Le temps de l'entraide

Puis est venu le moment d'agir. "Je me suis dit qu’il fallait absolument se mobiliser, dépasser notre sidération." Elle et d'autres artistes se sont ainsi coordonnés avec le Festival Musiq3, à Bruxelles, qui possède déjà une structure importante d’accueil des familles, notamment grâce au concours Reine Élisabeth : "Ils proposent donc de recevoir les familles de musiciens qui vont fuir, un accueil, la prise en charge médicale, éventuellement la réinsertion et le travail si la situation tourne vraiment mal et qu’ils n’ont plus d’endroit ou revenir."

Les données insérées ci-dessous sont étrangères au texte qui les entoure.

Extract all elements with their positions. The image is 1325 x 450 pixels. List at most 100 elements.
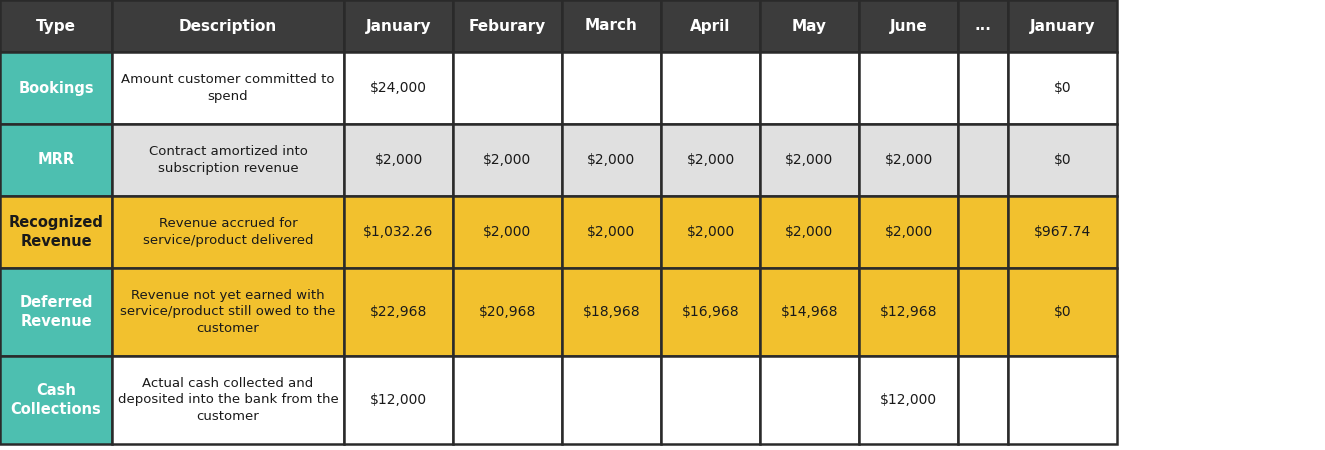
Text: Revenue accrued for
service/product delivered: Revenue accrued for service/product deli… xyxy=(143,217,313,247)
Text: $2,000: $2,000 xyxy=(484,153,531,167)
Bar xyxy=(562,356,661,444)
Text: $2,000: $2,000 xyxy=(686,225,734,239)
Bar xyxy=(453,268,562,356)
Text: $12,000: $12,000 xyxy=(880,393,937,407)
Bar xyxy=(761,356,859,444)
Bar xyxy=(344,356,453,444)
Text: March: March xyxy=(586,18,637,33)
Text: $2,000: $2,000 xyxy=(587,225,636,239)
Bar xyxy=(562,0,661,52)
Bar xyxy=(0,52,113,124)
Bar xyxy=(113,52,344,124)
Text: $18,968: $18,968 xyxy=(583,305,640,319)
Bar xyxy=(859,196,958,268)
Bar xyxy=(1008,52,1117,124)
Text: $12,000: $12,000 xyxy=(370,393,427,407)
Bar xyxy=(958,196,1008,268)
Text: $2,000: $2,000 xyxy=(884,153,933,167)
Text: January: January xyxy=(1030,18,1096,33)
Text: $0: $0 xyxy=(1053,305,1072,319)
Text: Revenue not yet earned with
service/product still owed to the
customer: Revenue not yet earned with service/prod… xyxy=(121,289,335,335)
Bar xyxy=(859,52,958,124)
Bar xyxy=(562,52,661,124)
Bar xyxy=(562,196,661,268)
Bar xyxy=(113,0,344,52)
Text: June: June xyxy=(889,18,927,33)
Text: $12,968: $12,968 xyxy=(880,305,937,319)
Bar xyxy=(344,124,453,196)
Text: Description: Description xyxy=(179,18,277,33)
Bar xyxy=(1008,0,1117,52)
Bar xyxy=(958,52,1008,124)
Bar xyxy=(859,124,958,196)
Bar xyxy=(859,356,958,444)
Bar xyxy=(0,0,113,52)
Text: $24,000: $24,000 xyxy=(370,81,427,95)
Text: $22,968: $22,968 xyxy=(370,305,427,319)
Text: $0: $0 xyxy=(1053,81,1072,95)
Bar xyxy=(344,268,453,356)
Bar xyxy=(661,52,761,124)
Text: $967.74: $967.74 xyxy=(1034,225,1090,239)
Bar xyxy=(344,52,453,124)
Bar xyxy=(113,268,344,356)
Bar xyxy=(344,0,453,52)
Text: January: January xyxy=(366,18,432,33)
Text: $1,032.26: $1,032.26 xyxy=(363,225,433,239)
Text: $2,000: $2,000 xyxy=(375,153,423,167)
Bar xyxy=(113,124,344,196)
Text: Amount customer committed to
spend: Amount customer committed to spend xyxy=(122,73,335,103)
Text: ...: ... xyxy=(975,18,991,33)
Text: $14,968: $14,968 xyxy=(780,305,839,319)
Text: Feburary: Feburary xyxy=(469,18,546,33)
Bar xyxy=(761,52,859,124)
Text: $2,000: $2,000 xyxy=(884,225,933,239)
Bar xyxy=(0,268,113,356)
Bar xyxy=(661,0,761,52)
Bar xyxy=(0,356,113,444)
Text: $2,000: $2,000 xyxy=(786,225,833,239)
Bar xyxy=(661,196,761,268)
Text: Bookings: Bookings xyxy=(19,81,94,95)
Text: $2,000: $2,000 xyxy=(786,153,833,167)
Bar xyxy=(958,0,1008,52)
Bar xyxy=(761,196,859,268)
Text: $0: $0 xyxy=(1053,153,1072,167)
Bar xyxy=(453,0,562,52)
Bar xyxy=(453,124,562,196)
Bar xyxy=(453,196,562,268)
Text: $2,000: $2,000 xyxy=(587,153,636,167)
Text: $16,968: $16,968 xyxy=(681,305,739,319)
Bar xyxy=(761,0,859,52)
Bar xyxy=(453,356,562,444)
Bar xyxy=(958,356,1008,444)
Bar xyxy=(958,268,1008,356)
Bar xyxy=(661,124,761,196)
Bar xyxy=(1008,124,1117,196)
Bar xyxy=(113,196,344,268)
Bar xyxy=(661,268,761,356)
Bar xyxy=(1008,356,1117,444)
Bar xyxy=(562,268,661,356)
Bar xyxy=(1008,196,1117,268)
Bar xyxy=(344,196,453,268)
Bar xyxy=(453,52,562,124)
Bar xyxy=(958,124,1008,196)
Bar xyxy=(761,124,859,196)
Text: Recognized
Revenue: Recognized Revenue xyxy=(8,215,103,249)
Text: $20,968: $20,968 xyxy=(478,305,537,319)
Bar xyxy=(859,268,958,356)
Bar xyxy=(0,124,113,196)
Text: $2,000: $2,000 xyxy=(686,153,734,167)
Bar xyxy=(761,268,859,356)
Text: Cash
Collections: Cash Collections xyxy=(11,383,102,417)
Bar xyxy=(661,356,761,444)
Text: Contract amortized into
subscription revenue: Contract amortized into subscription rev… xyxy=(148,145,307,175)
Bar xyxy=(859,0,958,52)
Text: May: May xyxy=(792,18,827,33)
Text: Type: Type xyxy=(36,18,76,33)
Text: April: April xyxy=(690,18,730,33)
Text: Deferred
Revenue: Deferred Revenue xyxy=(20,295,93,329)
Text: MRR: MRR xyxy=(37,153,74,167)
Bar xyxy=(1008,268,1117,356)
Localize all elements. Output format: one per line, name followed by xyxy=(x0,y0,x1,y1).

Natacha Kudritskaya annonce aussi la mise en place d'une plateforme en ligne pour la récolte de dons, et l'organisation de concerts. "Nous allons notamment donner un concert au Petit Palais à Paris, en partenariat avec les Jeunes Talents. Les musiciens ont tout de suite répondu à l’appel : Anne Queffélec , Gaspard Dehaene, Thomas Enhco, Deborah Nemtanu, Adam Laloum…" Le concert aura lieu à 15h, le 27 mars prochain, et tous les dons seront versés à la Fondation Roi Baudouin, à Bruxelles.